I am reading the article "C++ and the Perils of Double-Checked Locking" which explains the problems in DCLP.
The second part of the article (where the link forwards) shows how to try and solve DCLP with merely C/C++ volatile (which from what I know, it is impossible). In the article the writers explain how to do that (last example is number 11), but than they write:
Unfortunately, all this does nothing to address the first problem—C++'s abstract machine is single threaded, and C++ compilers may choose to generate thread-unsafe code from source like that just mentioned, anyway. Otherwise, lost optimization opportunities lead to too big an efficiency hit. After all this, we're back to square one.

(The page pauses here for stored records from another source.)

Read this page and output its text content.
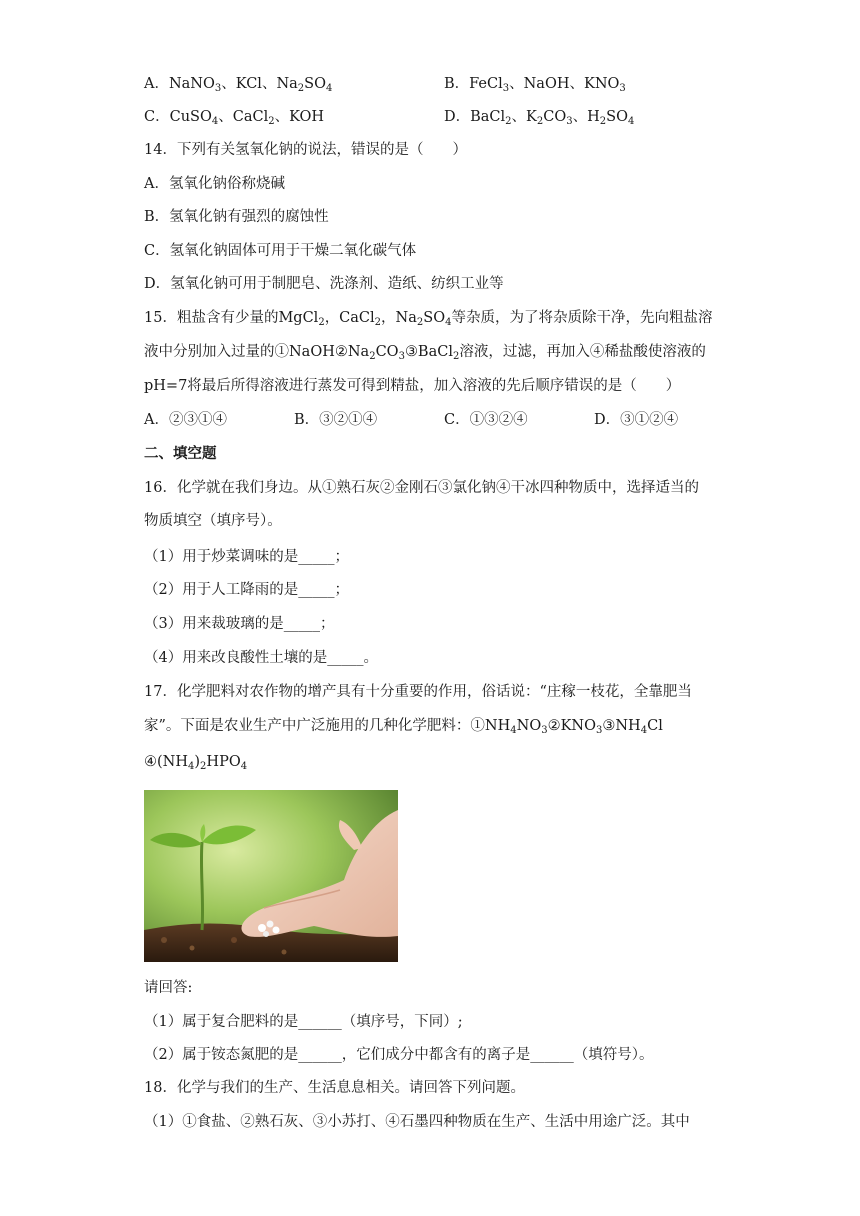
A．NaNO$_3$、KCl、$Na_2SO_4$	B．FeCl$_3$、NaOH、$KNO_3$
C．CuSO$_4$、CaCl$_2$、KOH	D．BaCl$_2$、$K_2CO_3$、$H_2SO_4$
14．下列有关氢氧化钠的说法，错误的是（　　）
A．氢氧化钠俗称烧碱
B．氢氧化钠有强烈的腐蚀性
C．氢氧化钠固体可用于干燥二氧化碳气体
D．氢氧化钠可用于制肥皂、洗涤剂、造纸、纺织工业等
15．粗盐含有少量的MgCl$_2$，CaCl$_2$，$Na_2SO_4$等杂质，为了将杂质除干净，先向粗盐溶
液中分别加入过量的$①NaOH②Na_2CO_3③BaCl_2$溶液，过滤，再加入④稀盐酸使溶液的
pH=7将最后所得溶液进行蒸发可得到精盐，加入溶液的先后顺序错误的是（　　）
A．②③①④	B．③②①④	C．①③②④	D．③①②④
二、填空题
16．化学就在我们身边。从①熟石灰②金刚石③氯化钠④干冰四种物质中，选择适当的
物质填空（填序号）。
（1）用于炒菜调味的是_____；
（2）用于人工降雨的是_____；
（3）用来裁玻璃的是_____；
（4）用来改良酸性土壤的是_____。
17．化学肥料对农作物的增产具有十分重要的作用，俗话说：“庄稼一枝花，全靠肥当
家”。下面是农业生产中广泛施用的几种化学肥料：$①NH_4NO_3②KNO_3③NH_4Cl$
$④(NH_4)_2HPO_4$
请回答:
（1）属于复合肥料的是______（填序号，下同）;
（2）属于铵态氮肥的是______，它们成分中都含有的离子是______（填符号）。
18．化学与我们的生产、生活息息相关。请回答下列问题。
（1）①食盐、②熟石灰、③小苏打、④石墨四种物质在生产、生活中用途广泛。其中
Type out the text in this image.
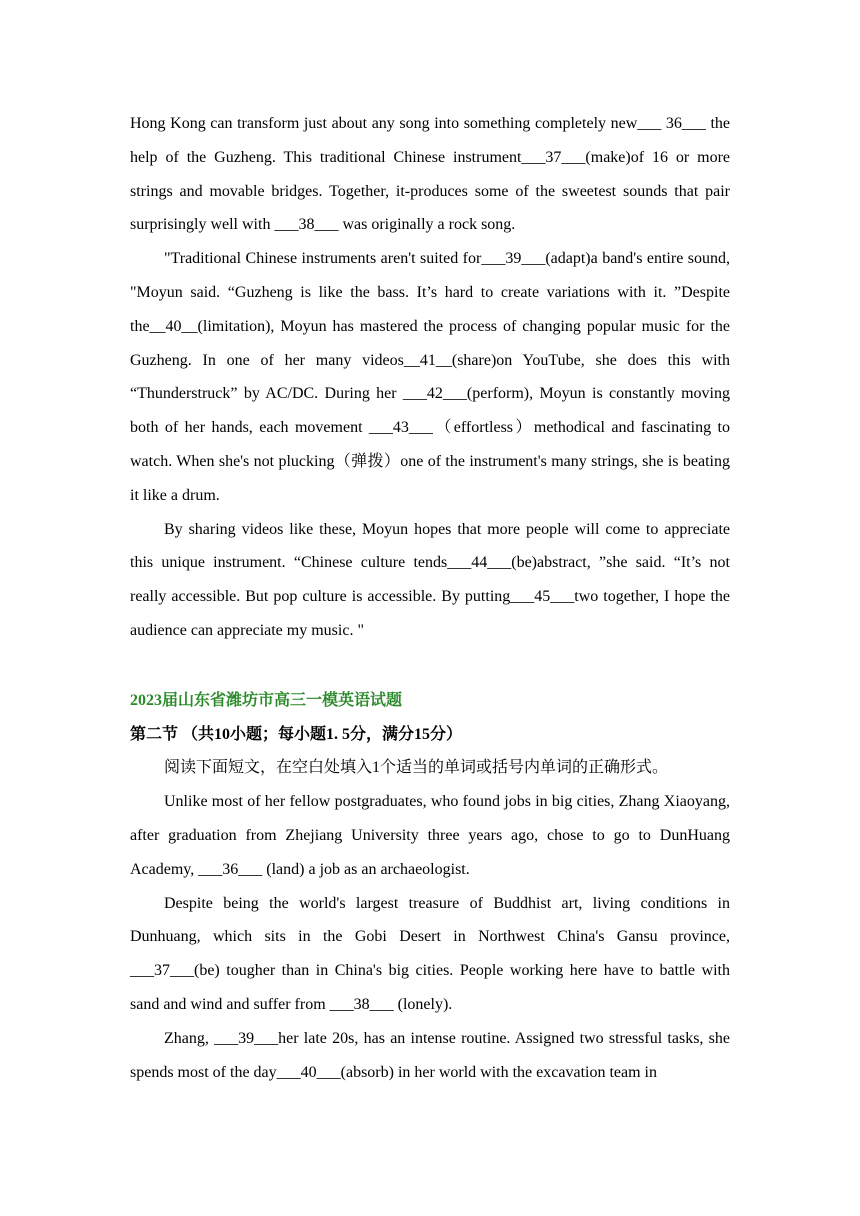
Hong Kong can transform just about any song into something completely new___ 36___ the help of the Guzheng. This traditional Chinese instrument___37___(make)of 16 or more strings and movable bridges. Together, it-produces some of the sweetest sounds that pair surprisingly well with ___38___ was originally a rock song.

"Traditional Chinese instruments aren't suited for___39___(adapt)a band's entire sound, "Moyun said. “Guzheng is like the bass. It’s hard to create variations with it. ”Despite the__40__(limitation), Moyun has mastered the process of changing popular music for the Guzheng. In one of her many videos__41__(share)on YouTube, she does this with “Thunderstruck” by AC/DC. During her ___42___(perform), Moyun is constantly moving both of her hands, each movement ___43___（effortless）methodical and fascinating to watch. When she's not plucking（弹拨）one of the instrument's many strings, she is beating it like a drum.

By sharing videos like these, Moyun hopes that more people will come to appreciate this unique instrument. “Chinese culture tends___44___(be)abstract, ”she said. “It’s not really accessible. But pop culture is accessible. By putting___45___two together, I hope the audience can appreciate my music. "

2023届山东省潍坊市高三一模英语试题

第二节 （共10小题；每小题1. 5分，满分15分）

阅读下面短文，在空白处填入1个适当的单词或括号内单词的正确形式。

Unlike most of her fellow postgraduates, who found jobs in big cities, Zhang Xiaoyang, after graduation from Zhejiang University three years ago, chose to go to DunHuang Academy, ___36___ (land) a job as an archaeologist.

Despite being the world's largest treasure of Buddhist art, living conditions in Dunhuang, which sits in the Gobi Desert in Northwest China's Gansu province, ___37___(be) tougher than in China's big cities. People working here have to battle with sand and wind and suffer from ___38___ (lonely).

Zhang, ___39___her late 20s, has an intense routine. Assigned two stressful tasks, she spends most of the day___40___(absorb) in her world with the excavation team in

But wait, there's more—more processors.
Which means (if I understand correctly), that it doesn't matter how well we will use volatile, it won't work because "C++'s abstract machine is single threaded, and C++ compilers may choose to generate thread-unsafe code from source like that just mentioned"
But what does that mean "C++'s abstract machine is single threaded"?!

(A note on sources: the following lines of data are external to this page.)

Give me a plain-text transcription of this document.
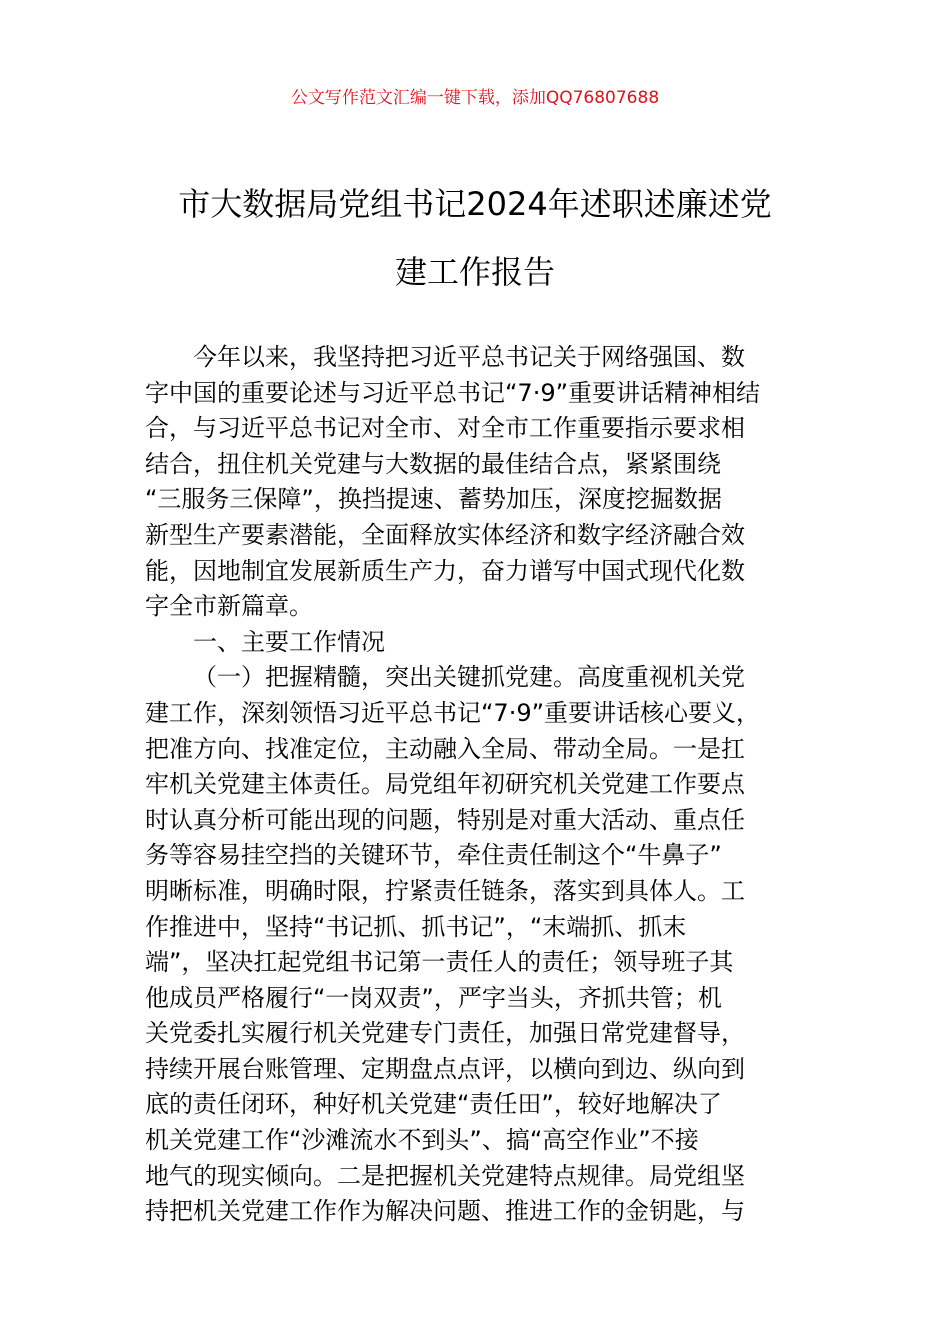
公文写作范文汇编一键下载，添加QQ76807688
市大数据局党组书记2024年述职述廉述党
建工作报告
今年以来，我坚持把习近平总书记关于网络强国、数
字中国的重要论述与习近平总书记“7·9”重要讲话精神相结
合，与习近平总书记对全市、对全市工作重要指示要求相
结合，扭住机关党建与大数据的最佳结合点，紧紧围绕
“三服务三保障”，换挡提速、蓄势加压，深度挖掘数据
新型生产要素潜能，全面释放实体经济和数字经济融合效
能，因地制宜发展新质生产力，奋力谱写中国式现代化数
字全市新篇章。
一、主要工作情况
（一）把握精髓，突出关键抓党建。高度重视机关党
建工作，深刻领悟习近平总书记“7·9”重要讲话核心要义，
把准方向、找准定位，主动融入全局、带动全局。一是扛
牢机关党建主体责任。局党组年初研究机关党建工作要点
时认真分析可能出现的问题，特别是对重大活动、重点任
务等容易挂空挡的关键环节，牵住责任制这个“牛鼻子”
明晰标准，明确时限，拧紧责任链条，落实到具体人。工
作推进中，坚持“书记抓、抓书记”，“末端抓、抓末
端”，坚决扛起党组书记第一责任人的责任；领导班子其
他成员严格履行“一岗双责”，严字当头，齐抓共管；机
关党委扎实履行机关党建专门责任，加强日常党建督导，
持续开展台账管理、定期盘点点评，以横向到边、纵向到
底的责任闭环，种好机关党建“责任田”，较好地解决了
机关党建工作“沙滩流水不到头”、搞“高空作业”不接
地气的现实倾向。二是把握机关党建特点规律。局党组坚
持把机关党建工作作为解决问题、推进工作的金钥匙，与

Why does the above examples with all of those volatiles won't prevent the reordering?
Thanks!
Since C++11, your bold marked sentence isn´t true anymore.

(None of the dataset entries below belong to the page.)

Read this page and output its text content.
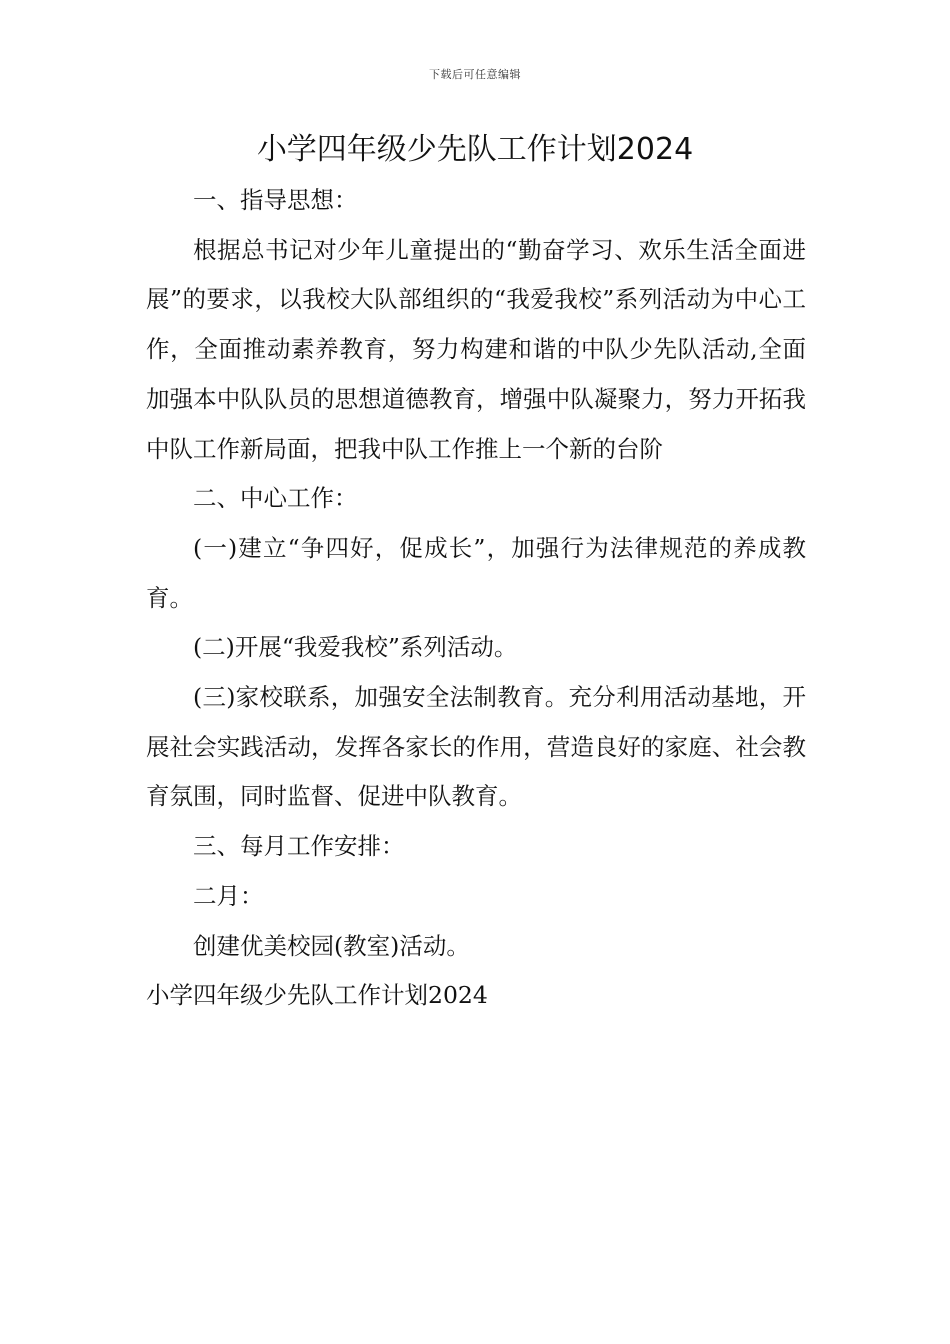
下载后可任意编辑
小学四年级少先队工作计划2024

一、指导思想：

根据总书记对少年儿童提出的“勤奋学习、欢乐生活全面进展”的要求，以我校大队部组织的“我爱我校”系列活动为中心工作，全面推动素养教育，努力构建和谐的中队少先队活动,全面加强本中队队员的思想道德教育，增强中队凝聚力，努力开拓我中队工作新局面，把我中队工作推上一个新的台阶

二、中心工作：

(一)建立“争四好，促成长”，加强行为法律规范的养成教育。

(二)开展“我爱我校”系列活动。

(三)家校联系，加强安全法制教育。充分利用活动基地，开展社会实践活动，发挥各家长的作用，营造良好的家庭、社会教育氛围，同时监督、促进中队教育。

三、每月工作安排：

二月：

创建优美校园(教室)活动。

小学四年级少先队工作计划2024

What it meant in the past:
The OS/device may support multiple threads, including functions to start them etc..
C++ compilers on the other hand etc. "think" of single thread environments, and are not aware of possible problems when using multiple threads. A thread start isn´t anything else but a normal function call for them, and that the OS does something strange to the process because of that call is neither known nor interesting.
Code reordering in single thread environments is possible as long as the reordered code parts are independent from each other (eg. the order how a variable is written/read to/from makes code using this variable dependent). In a multithread environment, the compiler can´t possibly know if and when a variable is influenced by another thread...
Now, in C++11/C++14, there is OS-independent support
for preventing optimizations breaking threaded code.